I remember reading that before, though a quick google really only turned up
http://www.gladwell.com/2000/2000_03_10_a_rock.htm
These arguments, as arcane as they may seem, were central to the development of oral contraception. It was John Rock and Gregory Pincus who decided that the Pill ought to be taken over a four-week cycle–a woman would spend three weeks on the Pill and the fourth week off the drug (or on a placebo), to allow for menstruation. There was and is no medical reason for this. A typical woman of childbearing age has a menstrual cycle of around twenty- eight days, determined by the cascades of hormones released by her ovaries. As first estrogen and then a combination of estrogen and progestin flood the uterus, its lining becomes thick and swollen, preparing for the implantation of a fertilized egg. If the egg is not fertilized, hormone levels plunge and cause the lining–the endometrium–to be sloughed off in a menstrual bleed. When a woman is on the Pill, however, no egg is released, because the Pill suppresses ovulation. The fluxes of estrogen and progestin that cause the lining of the uterus to grow are dramatically reduced, because the Pill slows down the ovaries. Pincus and Rock knew that the effect of the Pill’s hormones on the endometrium was so modest that women could conceivably go for months without having to menstruate. “In view of the ability of this compound to prevent menstrual bleeding as long as it is taken,” Pincus acknowledged in 1958, “a cycle of any desired length could presumably be produced.” But he and Rock decided to cut the hormones off after three weeks and trigger a menstrual period because they believed that women would find the continuation of their monthly bleeding reassuring. More to the point, if Rock wanted to demonstrate that the Pill was no more than a natural variant of the rhythm method, he couldn’t very well do away with the monthly menses.
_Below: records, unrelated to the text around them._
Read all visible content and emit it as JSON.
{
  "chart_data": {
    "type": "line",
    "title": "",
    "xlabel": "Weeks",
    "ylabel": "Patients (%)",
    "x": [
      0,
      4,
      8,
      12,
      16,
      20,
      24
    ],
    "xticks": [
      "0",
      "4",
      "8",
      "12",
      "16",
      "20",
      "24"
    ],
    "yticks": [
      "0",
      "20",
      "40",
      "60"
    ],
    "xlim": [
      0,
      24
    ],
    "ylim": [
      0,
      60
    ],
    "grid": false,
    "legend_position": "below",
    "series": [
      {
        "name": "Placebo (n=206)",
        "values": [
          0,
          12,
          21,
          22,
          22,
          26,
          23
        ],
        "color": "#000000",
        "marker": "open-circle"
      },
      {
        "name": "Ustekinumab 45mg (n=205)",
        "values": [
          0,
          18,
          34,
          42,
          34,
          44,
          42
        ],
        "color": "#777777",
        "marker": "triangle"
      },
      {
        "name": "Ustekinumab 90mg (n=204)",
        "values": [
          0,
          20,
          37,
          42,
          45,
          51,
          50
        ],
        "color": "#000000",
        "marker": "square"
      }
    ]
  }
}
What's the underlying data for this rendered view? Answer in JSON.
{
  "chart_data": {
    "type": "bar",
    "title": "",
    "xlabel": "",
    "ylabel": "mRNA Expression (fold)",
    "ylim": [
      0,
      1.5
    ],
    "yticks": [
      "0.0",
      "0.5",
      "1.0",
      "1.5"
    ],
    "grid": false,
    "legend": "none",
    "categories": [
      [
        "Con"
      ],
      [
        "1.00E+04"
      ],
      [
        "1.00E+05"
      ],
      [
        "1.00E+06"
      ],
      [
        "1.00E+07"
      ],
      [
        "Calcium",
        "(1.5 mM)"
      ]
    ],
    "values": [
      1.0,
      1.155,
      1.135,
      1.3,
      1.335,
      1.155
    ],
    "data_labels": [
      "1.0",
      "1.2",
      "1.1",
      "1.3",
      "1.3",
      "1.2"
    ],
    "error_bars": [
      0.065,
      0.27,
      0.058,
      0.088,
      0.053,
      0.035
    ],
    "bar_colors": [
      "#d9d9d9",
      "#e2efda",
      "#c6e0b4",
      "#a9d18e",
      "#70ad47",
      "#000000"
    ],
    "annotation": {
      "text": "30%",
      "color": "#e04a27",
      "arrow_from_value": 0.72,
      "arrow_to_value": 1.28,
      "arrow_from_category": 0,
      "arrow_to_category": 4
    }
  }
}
Rhythm required “regularity,” and so the Pill had to produce regularity as well
Not sure if you count the New Yorker as a reasonable source, though it seemed to have gotten its information from fairly close to the source…
Personally, I think the menses should be turned off at menarch and turned on when you decide you want to reproduce. or maybe left for once a year.
I read the Greeks used to stuff animal intestines inside a woman to prevent conctraception prior to sex. (someone confirm for me please!!!)
I watched a documentary on legal brothels in Melbourne, Australia.
Hate to tell you you’re all way off base on this one.
The ladies they interviewed used cut up sponges, the kind you use to wash your car. They even showed one girl buying a 3-pack from a DIY shop and cutting them up with scissors.
irishgirl, the plural of anecdote is not ‘data’.
And how the hell does that work?
The Egyptians used Crocodile dung as part of a contraceptive, um, potion didn’t they??